Changes to make Government contracts more accessible to SMEs have already led to one not-for-profit SME successfully undercutting larger competitors and winning a £1.6 million contract to provide office support services to HM Revenue and Customs.
"It is bonkers for different parts of Government to be paying vastly different prices for exactly the same goods. We are putting a stop to this madness which has been presided over for too long. Until recently, there wasn’t even any proper central data on procurement spending," Maude said.
“So, as Sir Philip Green found, major efficiencies are to be found in Government buying. The establishment of Government Procurement means that the days when there was no strategy and no coherence to the way the Government bought goods and services are well and truly at an end.
“In the last year, we have already made significant changes to drive down procurement spend by £1 billion, but this new centralised service means we will continue to deliver savings which are expected reach more than £3 billion a year.
“We are also determined to press ahead with measures to create a more level playing field so that small organisations and businesses can compete fairly with bigger companies for Government contracts. SMEs can provide better value and more innovative solutions for Government and the actions set out today will support their growth as the economy starts to recover."
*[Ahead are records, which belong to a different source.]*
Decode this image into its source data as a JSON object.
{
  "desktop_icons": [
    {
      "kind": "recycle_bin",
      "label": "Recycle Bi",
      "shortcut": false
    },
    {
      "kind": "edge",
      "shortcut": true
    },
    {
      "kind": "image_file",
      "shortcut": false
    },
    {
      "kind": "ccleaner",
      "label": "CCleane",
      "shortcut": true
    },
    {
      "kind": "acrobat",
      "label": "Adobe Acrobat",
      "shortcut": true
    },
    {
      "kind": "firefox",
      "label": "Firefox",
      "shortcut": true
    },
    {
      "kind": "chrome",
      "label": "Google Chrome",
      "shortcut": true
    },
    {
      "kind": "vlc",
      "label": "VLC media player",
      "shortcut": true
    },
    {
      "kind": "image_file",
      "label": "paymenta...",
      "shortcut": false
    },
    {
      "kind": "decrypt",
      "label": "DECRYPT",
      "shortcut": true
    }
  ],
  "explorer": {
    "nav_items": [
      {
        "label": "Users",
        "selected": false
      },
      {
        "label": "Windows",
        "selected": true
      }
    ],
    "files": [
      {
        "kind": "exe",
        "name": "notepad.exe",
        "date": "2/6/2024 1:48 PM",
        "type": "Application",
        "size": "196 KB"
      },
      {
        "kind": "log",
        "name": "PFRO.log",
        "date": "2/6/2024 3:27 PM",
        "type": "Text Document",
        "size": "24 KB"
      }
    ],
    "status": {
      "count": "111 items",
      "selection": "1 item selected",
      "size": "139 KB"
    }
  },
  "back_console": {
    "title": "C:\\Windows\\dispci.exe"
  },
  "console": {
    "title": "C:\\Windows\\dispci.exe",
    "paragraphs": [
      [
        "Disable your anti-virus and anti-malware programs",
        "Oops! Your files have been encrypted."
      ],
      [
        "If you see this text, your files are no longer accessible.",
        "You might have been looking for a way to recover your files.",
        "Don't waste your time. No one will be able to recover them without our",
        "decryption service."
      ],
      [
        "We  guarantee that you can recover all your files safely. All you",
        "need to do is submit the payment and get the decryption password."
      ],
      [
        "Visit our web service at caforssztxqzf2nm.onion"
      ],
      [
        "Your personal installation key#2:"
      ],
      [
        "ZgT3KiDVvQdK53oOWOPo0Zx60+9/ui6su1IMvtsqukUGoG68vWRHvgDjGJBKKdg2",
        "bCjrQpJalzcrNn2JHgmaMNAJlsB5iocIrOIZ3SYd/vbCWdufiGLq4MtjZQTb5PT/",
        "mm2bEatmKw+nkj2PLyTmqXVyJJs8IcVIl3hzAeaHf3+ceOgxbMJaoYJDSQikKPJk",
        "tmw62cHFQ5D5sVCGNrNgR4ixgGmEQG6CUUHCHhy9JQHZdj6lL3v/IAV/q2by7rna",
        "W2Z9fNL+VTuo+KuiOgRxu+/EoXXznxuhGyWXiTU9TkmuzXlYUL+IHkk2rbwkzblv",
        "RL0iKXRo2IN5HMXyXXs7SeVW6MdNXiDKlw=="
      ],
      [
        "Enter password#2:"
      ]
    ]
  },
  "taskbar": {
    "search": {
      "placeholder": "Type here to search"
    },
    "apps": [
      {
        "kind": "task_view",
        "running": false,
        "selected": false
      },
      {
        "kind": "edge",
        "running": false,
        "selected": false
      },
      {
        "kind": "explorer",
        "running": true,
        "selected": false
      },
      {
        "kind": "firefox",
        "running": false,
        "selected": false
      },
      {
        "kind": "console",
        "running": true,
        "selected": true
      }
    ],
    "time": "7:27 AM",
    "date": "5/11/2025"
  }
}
SME commitments made today include:
- Greater use of the ‘open’ procurement procedure — which has already increased by 12% across the public sector between March and April alone - ensuring all suitable suppliers have their tender proposals considered.
- Following the Innovation Launch Pad, five further Dragons’ Den style ‘Product Surgeries’ are planned so that SMEs are increasingly able to pitch their innovative proposals directly to Government. Moves to address the different prices paid by departments have already been taken by Government. Tenders to supply Government travel and office supplies have been issued, with a view to contracting a new central supplier for each later this year.